Online Library of Liberty

A collection of scholarly works about individual liberty and free markets. A project of Liberty Fund, Inc.

Advanced Search

Frédéric Bastiat’s theory of plunder (1850)

The French economist Frédéric Bastiat (1801-1850) developed a theory of plunder in the late 1840s which he defined in the following way:

When a portion of wealth passes from the person who has acquired it, without his consent and without compensation, to someone who has not created it, whether this is by force or fraud, I say that there has been a violation of property rights and that there has been an act of plunder.

Before going any further, I think I have to explain what I mean by the word plunder.

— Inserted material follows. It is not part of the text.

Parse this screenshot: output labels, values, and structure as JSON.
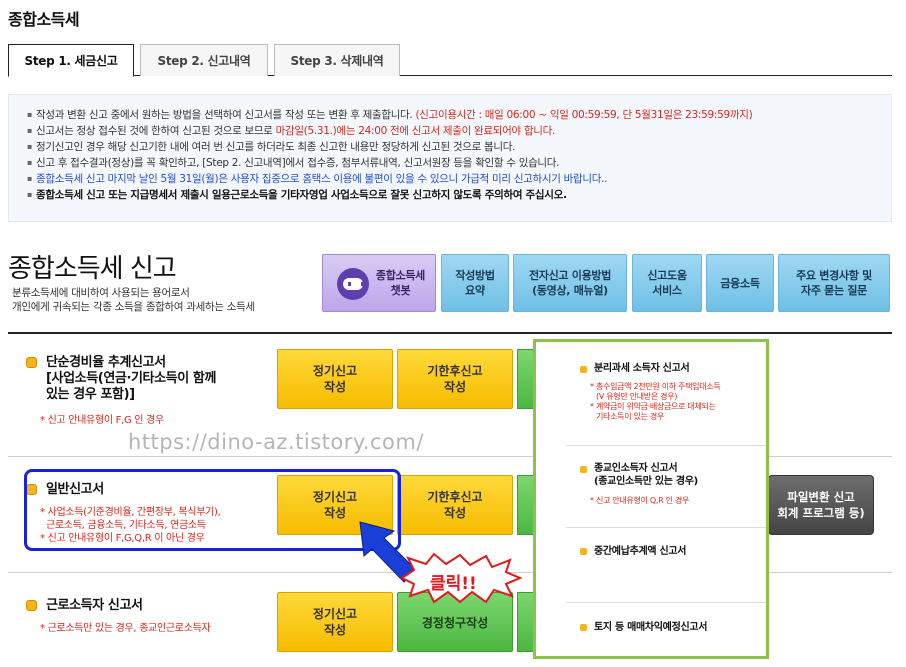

I do not take it to mean, as is only too often the case, something that is vague, undetermined, approximate, or metaphorical; I am using it in its properly scientific meaning, and as expressing the opposite idea to that of the right to property. When a portion of wealth passes from the person who has acquired it, without his consent and without compensation, to someone who has not created it, whether this is by force or fraud, I say that there has been a violation of property rights and that there has been an act of plunder. I say that it is this that the law should be repressing justly everywhere and always. That if the law is carrying out the very act that it should be repressing, I say that there is plunder nonetheless and even, socially speaking, with (even) worse consequences. Only in this case it is not the person who benefits from the plunder that is responsible for it, it is the law, the legislator, or society, and that is what constitutes the political danger.

It is unfortunate that this word has offensive overtones. I have tried in vain to find another, for at no time and still less today do I wish to cast an irritating word into the cauldron of our disagreements. For this reason, whether you believe it or not, I declare that I do not intend to question either the intentions or the morality of anyone whomsoever. I am attacking an idea that I consider to be false and a practice that appears to me to be unjust, and all this is so far beyond our intentions that each of us takes advantage of it unwittingly and suffers from it unknowingly. One would have to write under the influence of party spirit or out of fear, to cast doubt on the sincerity of (those who defend) protectionism, socialism, or even communism which are only one and the same plant at three different stages of its development. All that could be said is that plunder is more visible in protectionism60 because of its partiality, and in communism because of its universality. From this it follows that of the three systems socialism is still the most vague, indecisive, and consequently the most sincere.

About this Quotation:

As Bastiat delved deeper into the groups which benefited from tariff protection and subsidies to industry he began to realise that the official justification given to the public, that it was a way of protecting “French jobs” in “French owned industries”, was what he termed a “sophism” designed to obscure and confuse. So he began calling it as he saw it, using “harsh language” like “theft” and “plunder” (and many other similar words) to describe how a small minority used the power of the state - “the law factory” in Paris which churned out special dispensations and privileges to the well-connected - to benefit themselves. In this essay, the second last one he wrote before he died, he summed up his thoughts an the nature of plunder, both in its “legal” form (sanctioned or carried out by the state) and its “extra-legal” form (done by the usual petty criminals and highway robbers). The process and the injustice was the same, as far as he was concerned, in either case. This is the first of several quotations taken from our newly revised and updated translation of “The Law” (June 1850).